I'm wondering how things like 'housefly' or 'raincoat' make it outside the top level of comprehension. They seem fairly self-evident as compounds of simple words!
A very important observation here that goes to the heart of the theory and method at hand. First of all, I have alluded in my previous post that there is a confusion in the use of the terms comprehension and word coverage. They are obviously not the same thing. All serious vocabulary studies use the term coverage when referring to presence of words in a text or medium. We then have to determine what percentage coverage is required for comprehension which is the subjective appreciation of the meaning or significance of the message. We typically hear of 98% word coverage for unassisted comprehension of printed or scripted materials. Things are obviously more complicated when it comes to spontaneous conversations or even movies and presumably podcasts where the nature of the voices and other elements must be taken into account.
As can be imagined, I get very irritated when I see loose talk of 90% or 80% or 50% comprehension, but I usually just let it slide. However this is particularly important for the issue raised here. How can some pretty simple words like freshness, raincoat or housefly be beyond 98% comprehension ?
The answer, simply put, is that it has nothing to do with comprehension. It’s all about word frequencies. Freshness, raincoat, housefly, just like caterer and firewood among many others didn’t make the cut for 98% word coverage.

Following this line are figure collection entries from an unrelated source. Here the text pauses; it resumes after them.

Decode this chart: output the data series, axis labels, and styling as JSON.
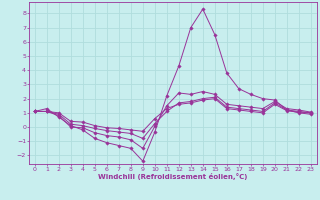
{
  "xlabel": "Windchill (Refroidissement éolien,°C)",
  "background_color": "#c8eeee",
  "grid_color": "#b0dddd",
  "line_color": "#993399",
  "xlim": [
    -0.5,
    23.5
  ],
  "ylim": [
    -2.6,
    8.8
  ],
  "xticks": [
    0,
    1,
    2,
    3,
    4,
    5,
    6,
    7,
    8,
    9,
    10,
    11,
    12,
    13,
    14,
    15,
    16,
    17,
    18,
    19,
    20,
    21,
    22,
    23
  ],
  "yticks": [
    -2,
    -1,
    0,
    1,
    2,
    3,
    4,
    5,
    6,
    7,
    8
  ],
  "lines": [
    {
      "x": [
        0,
        1,
        2,
        3,
        4,
        5,
        6,
        7,
        8,
        9,
        10,
        11,
        12,
        13,
        14,
        15,
        16,
        17,
        18,
        19,
        20,
        21,
        22,
        23
      ],
      "y": [
        1.1,
        1.3,
        0.7,
        0.1,
        -0.2,
        -0.8,
        -1.1,
        -1.3,
        -1.5,
        -2.4,
        -0.35,
        2.2,
        4.3,
        7.0,
        8.3,
        6.5,
        3.8,
        2.7,
        2.3,
        2.0,
        1.9,
        1.2,
        1.0,
        0.9
      ]
    },
    {
      "x": [
        0,
        1,
        2,
        3,
        4,
        5,
        6,
        7,
        8,
        9,
        10,
        11,
        12,
        13,
        14,
        15,
        16,
        17,
        18,
        19,
        20,
        21,
        22,
        23
      ],
      "y": [
        1.1,
        1.1,
        0.8,
        0.0,
        -0.05,
        -0.4,
        -0.6,
        -0.7,
        -0.9,
        -1.5,
        0.05,
        1.5,
        2.4,
        2.3,
        2.5,
        2.3,
        1.6,
        1.5,
        1.4,
        1.3,
        1.8,
        1.3,
        1.2,
        1.05
      ]
    },
    {
      "x": [
        0,
        1,
        2,
        3,
        4,
        5,
        6,
        7,
        8,
        9,
        10,
        11,
        12,
        13,
        14,
        15,
        16,
        17,
        18,
        19,
        20,
        21,
        22,
        23
      ],
      "y": [
        1.1,
        1.1,
        0.9,
        0.2,
        0.1,
        -0.1,
        -0.25,
        -0.35,
        -0.45,
        -0.8,
        0.25,
        1.1,
        1.7,
        1.8,
        2.0,
        2.1,
        1.4,
        1.3,
        1.2,
        1.1,
        1.7,
        1.2,
        1.1,
        1.0
      ]
    },
    {
      "x": [
        0,
        1,
        2,
        3,
        4,
        5,
        6,
        7,
        8,
        9,
        10,
        11,
        12,
        13,
        14,
        15,
        16,
        17,
        18,
        19,
        20,
        21,
        22,
        23
      ],
      "y": [
        1.1,
        1.1,
        1.0,
        0.4,
        0.35,
        0.1,
        -0.05,
        -0.1,
        -0.2,
        -0.3,
        0.6,
        1.3,
        1.6,
        1.7,
        1.9,
        2.0,
        1.3,
        1.2,
        1.1,
        1.0,
        1.6,
        1.15,
        1.05,
        1.0
      ]
    }
  ],
  "marker_indices": [
    0,
    1,
    2,
    3,
    4,
    5,
    6,
    7,
    8,
    9,
    10,
    11,
    12,
    13,
    14,
    15,
    16,
    17,
    18,
    19,
    20,
    21,
    22,
    23
  ]
}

In fact, once the assumption of 98% coverage is necessary of unassisted comprehension is accepted, comprehension no longer enters into the picture. This leads to some interesting observations. We are told that according to chart1 in this thread, Shrek rates a 13,999, meaning – if I understand the chart correctly – that it requires more vocabulary than approximately 36000 of the 40000 podcasts in the corpus here. As for difficulty, it’s the same thing.
I find it intriguing that a movie meant for children requires more vocabulary and is more difficult than the vast majority of 40000 podcasts aimed at adults. At least that’s my interpretation of the charts – I might be wrong.
The big question of course is what do children and even adults understand when watching this movie and how do they do so ? Obviously the movie is more than just a list of words and this is why I always wonder what is the significance of all these vocabulary studies for us language hobbyists. I can see the utility in formal language classes and learning materials design but anybody who has tried to learn a language from a word-frequency list knows that it doesn’t work very well.
The only conclusion I come to is that a learner of English would do very well to watch Shrek many times and study every word. It may be more useful than watching thousands of podcasts.